Problem 2: “This means that the artists who are classified as “indie” have not signed with music conglomerates but with record labels that are independent of the mainstream music world.”
That’s an inaccurate and shallow explanation of independent labels. An independent label is defined differentially, in contrast to major labels. There are, at present only three major record labels: Universal Music Group, Sony Music Entertainment and Warner Music Group. Any other label is an independent label, and a good amount of mainstream music has been released on independent labels. A good amount of the “independent” music you listen to is, in fact, released on major labels. For instance, Death Cab for Cutie has signed multiple records with Atlantic, a subsidiary of Warner Music Group, but they’re still very associated with “indie music”.
EMI is now a part of Universal Music Group and ought to be considered a sublabel.
Problem 3: “Wilson mentioned that indie is not genre specific. In reality, any genre of music can be represented by an independent label. More specifically, indie music can be classified into genres such as indie-pop, indie-rock or indie-folk so long as it is being produced independently.”
That’s fine, but it does render the term “indie” relatively worthless, doesn’t it? Why would you identify anything by the means of production rather than by the actual style and conventions of the product? Why does the consumer care whether the music is produced on a major or independent label?
Problem 4: “Indie music is something that contains and evokes more emotion than mainstream music.”
Bold, and completely without evidence, and indeed quite relative. This also negates the previous statement that “any genre of music can be [indie].” If any music can be represented by an independent label, how is it that indie music is more evocative? What? WTF, dude.
Problem 5: “Traditionally, this meant artists were not signed to a music label and self-released all of their records.”
That’s a bit misleading. Emitt Rhodes, for instance, released a self-produced record in 1970 with Dunhill Records, an independent label. I’m not sure what “traditionally” is supposed to mean here, but self-production and self-release wasn’t incredibly common before the 1970s (due to the increasing accessibility to recording equipment).
Problem 6: “The spirit of indie became so well-spread between some subcultures that it came to be known as a music genre and gave birth to the infamous hipsters of today.”
Just a bad sentence. Very mystical and irritating.
Problem 7: ”He also said that some of the most notable bands at the inception of indie music included Saves the Day, The Get Up Kids and Death Cab for Cutie in its early years.”

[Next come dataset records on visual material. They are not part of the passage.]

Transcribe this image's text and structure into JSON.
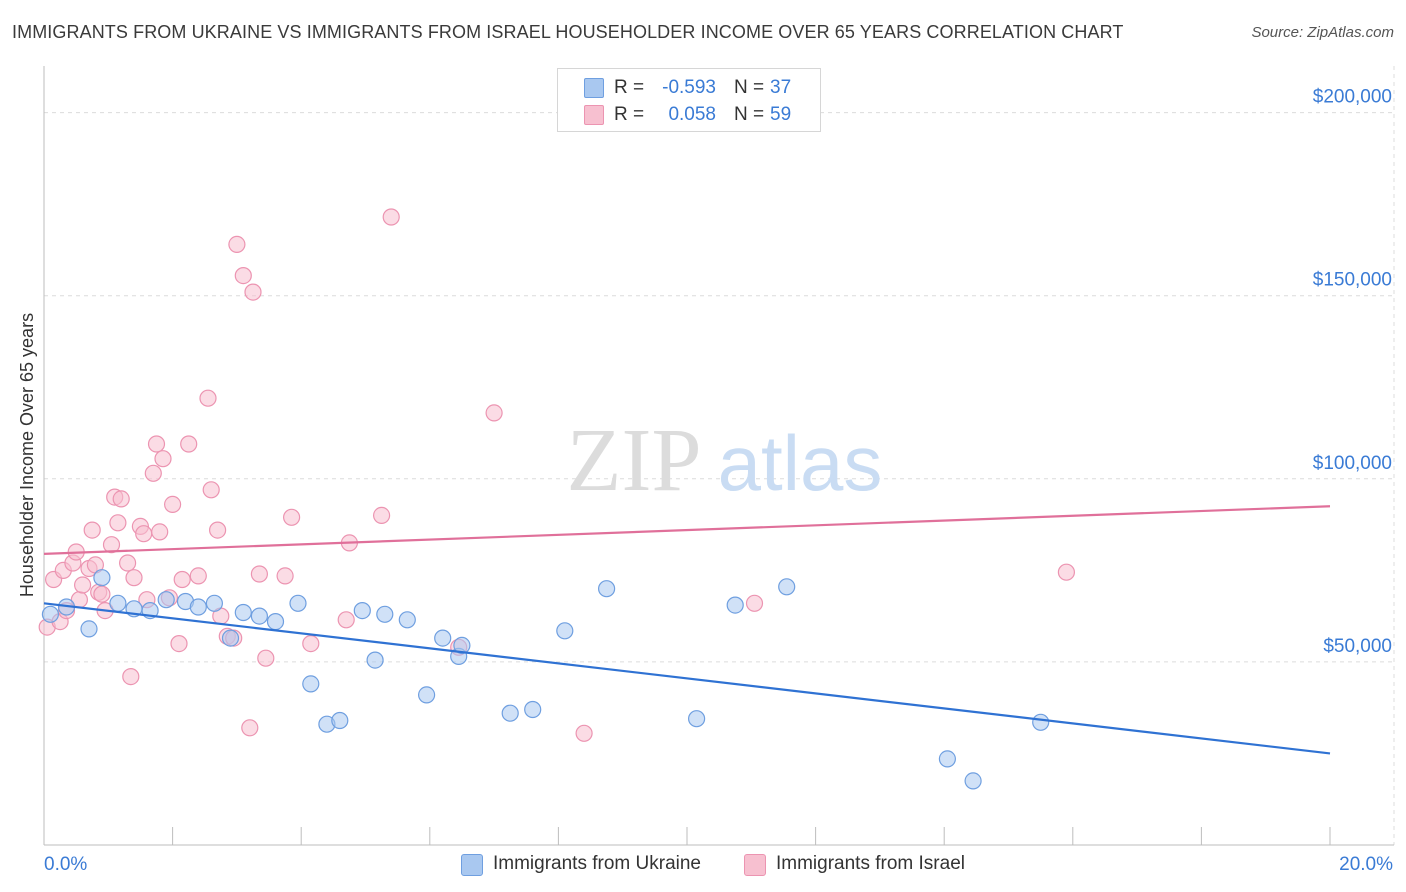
{
  "header": {
    "title": "IMMIGRANTS FROM UKRAINE VS IMMIGRANTS FROM ISRAEL HOUSEHOLDER INCOME OVER 65 YEARS CORRELATION CHART",
    "source": "Source: ZipAtlas.com"
  },
  "watermark": {
    "zip": "ZIP",
    "atlas": "atlas"
  },
  "stats": [
    {
      "r_label": "R =",
      "r_value": "-0.593",
      "n_label": "N =",
      "n_value": "37"
    },
    {
      "r_label": "R =",
      "r_value": "0.058",
      "n_label": "N =",
      "n_value": "59"
    }
  ],
  "legend": {
    "ukraine": "Immigrants from Ukraine",
    "israel": "Immigrants from Israel"
  },
  "colors": {
    "ukraine_fill": "#a9c8f0",
    "ukraine_stroke": "#6f9fe0",
    "ukraine_line": "#2f72d3",
    "israel_fill": "#f7c0d0",
    "israel_stroke": "#ec94b1",
    "israel_line": "#e0709a",
    "axis_label": "#3a7bd5",
    "grid": "#dcdcdc"
  },
  "chart_data": {
    "type": "scatter",
    "title": "IMMIGRANTS FROM UKRAINE VS IMMIGRANTS FROM ISRAEL HOUSEHOLDER INCOME OVER 65 YEARS CORRELATION CHART",
    "xlabel": "",
    "ylabel": "Householder Income Over 65 years",
    "xlim": [
      0,
      20
    ],
    "ylim": [
      0,
      210000
    ],
    "x_tick_labels": [
      {
        "value": 0,
        "label": "0.0%"
      },
      {
        "value": 20,
        "label": "20.0%"
      }
    ],
    "y_tick_labels": [
      {
        "value": 50000,
        "label": "$50,000"
      },
      {
        "value": 100000,
        "label": "$100,000"
      },
      {
        "value": 150000,
        "label": "$150,000"
      },
      {
        "value": 200000,
        "label": "$200,000"
      }
    ],
    "grid": true,
    "legend_position": "bottom-center",
    "series": [
      {
        "name": "Immigrants from Ukraine",
        "r": -0.593,
        "n": 37,
        "trend": {
          "x": [
            0,
            20
          ],
          "y": [
            66000,
            25000
          ]
        },
        "points": [
          [
            0.1,
            63000
          ],
          [
            0.35,
            65000
          ],
          [
            0.7,
            59000
          ],
          [
            0.9,
            73000
          ],
          [
            1.15,
            66000
          ],
          [
            1.4,
            64500
          ],
          [
            1.65,
            64000
          ],
          [
            1.9,
            67000
          ],
          [
            2.2,
            66500
          ],
          [
            2.4,
            65000
          ],
          [
            2.65,
            66000
          ],
          [
            2.9,
            56500
          ],
          [
            3.1,
            63500
          ],
          [
            3.35,
            62500
          ],
          [
            3.6,
            61000
          ],
          [
            3.95,
            66000
          ],
          [
            4.15,
            44000
          ],
          [
            4.4,
            33000
          ],
          [
            4.6,
            34000
          ],
          [
            4.95,
            64000
          ],
          [
            5.15,
            50500
          ],
          [
            5.3,
            63000
          ],
          [
            5.65,
            61500
          ],
          [
            5.95,
            41000
          ],
          [
            6.2,
            56500
          ],
          [
            6.45,
            51500
          ],
          [
            6.5,
            54500
          ],
          [
            7.25,
            36000
          ],
          [
            7.6,
            37000
          ],
          [
            8.1,
            58500
          ],
          [
            8.75,
            70000
          ],
          [
            10.15,
            34500
          ],
          [
            10.75,
            65500
          ],
          [
            11.55,
            70500
          ],
          [
            14.05,
            23500
          ],
          [
            14.45,
            17500
          ],
          [
            15.5,
            33500
          ]
        ]
      },
      {
        "name": "Immigrants from Israel",
        "r": 0.058,
        "n": 59,
        "trend": {
          "x": [
            0,
            20
          ],
          "y": [
            79500,
            92500
          ]
        },
        "points": [
          [
            0.05,
            59500
          ],
          [
            0.15,
            72500
          ],
          [
            0.25,
            61000
          ],
          [
            0.3,
            75000
          ],
          [
            0.35,
            64000
          ],
          [
            0.45,
            77000
          ],
          [
            0.5,
            80000
          ],
          [
            0.55,
            67000
          ],
          [
            0.6,
            71000
          ],
          [
            0.7,
            75500
          ],
          [
            0.75,
            86000
          ],
          [
            0.8,
            76500
          ],
          [
            0.85,
            69000
          ],
          [
            0.9,
            68500
          ],
          [
            0.95,
            64000
          ],
          [
            1.05,
            82000
          ],
          [
            1.1,
            95000
          ],
          [
            1.15,
            88000
          ],
          [
            1.2,
            94500
          ],
          [
            1.3,
            77000
          ],
          [
            1.35,
            46000
          ],
          [
            1.4,
            73000
          ],
          [
            1.5,
            87000
          ],
          [
            1.55,
            85000
          ],
          [
            1.6,
            67000
          ],
          [
            1.7,
            101500
          ],
          [
            1.75,
            109500
          ],
          [
            1.8,
            85500
          ],
          [
            1.85,
            105500
          ],
          [
            1.95,
            67500
          ],
          [
            2.0,
            93000
          ],
          [
            2.1,
            55000
          ],
          [
            2.15,
            72500
          ],
          [
            2.25,
            109500
          ],
          [
            2.4,
            73500
          ],
          [
            2.55,
            122000
          ],
          [
            2.6,
            97000
          ],
          [
            2.7,
            86000
          ],
          [
            2.75,
            62500
          ],
          [
            2.85,
            57000
          ],
          [
            2.95,
            56500
          ],
          [
            3.0,
            164000
          ],
          [
            3.1,
            155500
          ],
          [
            3.2,
            32000
          ],
          [
            3.25,
            151000
          ],
          [
            3.35,
            74000
          ],
          [
            3.45,
            51000
          ],
          [
            3.75,
            73500
          ],
          [
            3.85,
            89500
          ],
          [
            4.15,
            55000
          ],
          [
            4.7,
            61500
          ],
          [
            4.75,
            82500
          ],
          [
            5.25,
            90000
          ],
          [
            5.4,
            171500
          ],
          [
            6.45,
            54000
          ],
          [
            7.0,
            118000
          ],
          [
            8.4,
            30500
          ],
          [
            11.05,
            66000
          ],
          [
            15.9,
            74500
          ]
        ]
      }
    ]
  }
}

Of course, this is completely false. Music has been released independently for decades (see #5). I can cite loads of examples if anybody gives a shit or two. Look at Sun Records’ portfolio, for instance. Elvis, Johnny Cash, Roy Orbison, etc.

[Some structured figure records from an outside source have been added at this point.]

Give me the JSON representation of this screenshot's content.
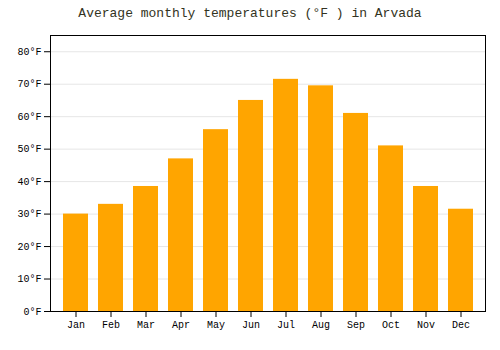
{
  "chart_data": {
    "type": "bar",
    "title": "Average monthly temperatures (°F ) in Arvada",
    "categories": [
      "Jan",
      "Feb",
      "Mar",
      "Apr",
      "May",
      "Jun",
      "Jul",
      "Aug",
      "Sep",
      "Oct",
      "Nov",
      "Dec"
    ],
    "values": [
      30,
      33,
      38.5,
      47,
      56,
      65,
      71.5,
      69.5,
      61,
      51,
      38.5,
      31.5
    ],
    "color": "#FFA500",
    "ylim": [
      0,
      85
    ],
    "yticks": [
      {
        "value": 0,
        "label": "0°F"
      },
      {
        "value": 10,
        "label": "10°F"
      },
      {
        "value": 20,
        "label": "20°F"
      },
      {
        "value": 30,
        "label": "30°F"
      },
      {
        "value": 40,
        "label": "40°F"
      },
      {
        "value": 50,
        "label": "50°F"
      },
      {
        "value": 60,
        "label": "60°F"
      },
      {
        "value": 70,
        "label": "70°F"
      },
      {
        "value": 80,
        "label": "80°F"
      }
    ],
    "grid": true
  }
}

If you’re referring to “indie music” not as “independent music”, sure, but you’re giving a genre to too wide of a musical spectrum. Saves the Day and Death Cab share no musical conventions and therefore can hardly be associated under the same genre heading. Again, the only similarity is in the means of production, which is unimportant to the consumer.

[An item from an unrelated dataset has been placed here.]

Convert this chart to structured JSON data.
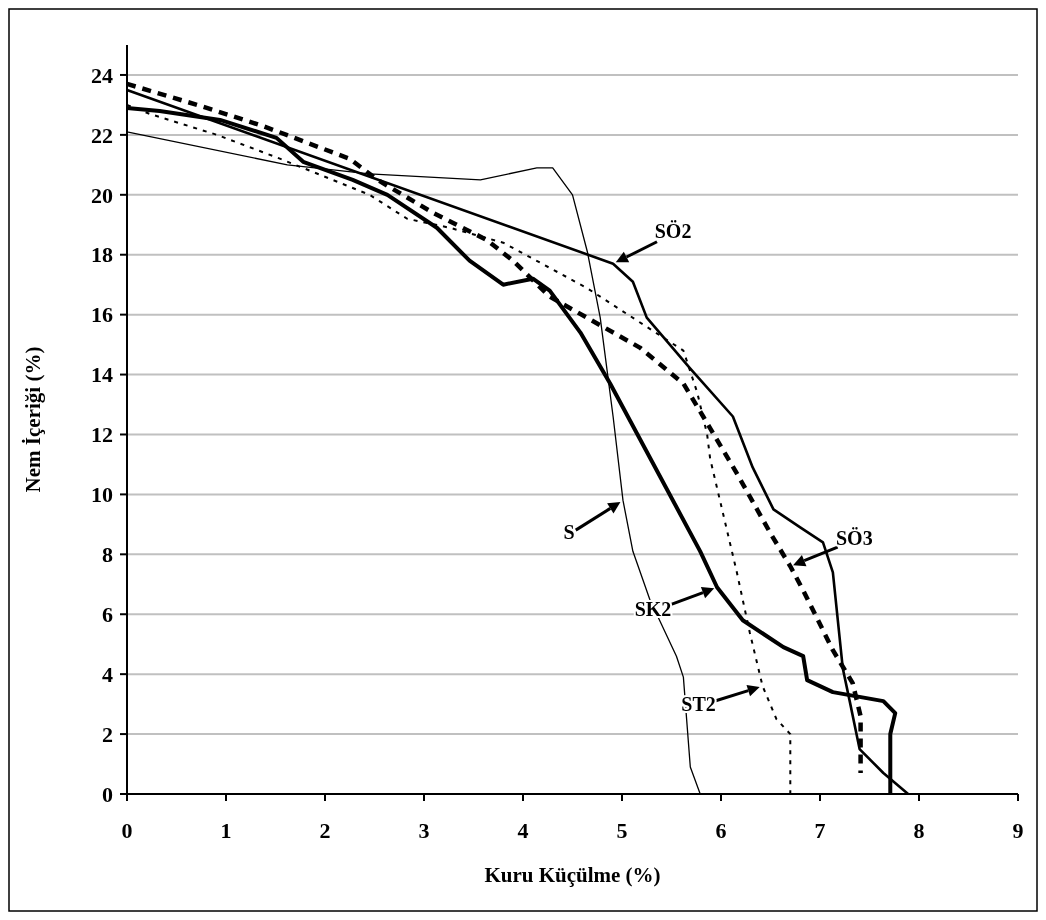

Problem 8: “While independent music provides the ability for a producer to work closely with a musician, there are pros and cons that exist between the labels.”
Awkwardly written. Also, if you’re going to tell us that there are pros and cons (which doesn’t really need to be said, frankly), please tell us what those pros and cons are. Or just don’t bother. Superfluity is, unfortunate though this truth may be, frowned upon in journalism.
Problem 9: “such as Red Cardigan”
THERE IT IS. The real agenda.
Problem 19: “they keep the roster small enough to focus on each artist through every step of the process.”
I see the point here, but I don’t necessarily see it as being accurate (though I will give that it can be true). A good number of bands sign with independent labels because they want less attention and direction from the label.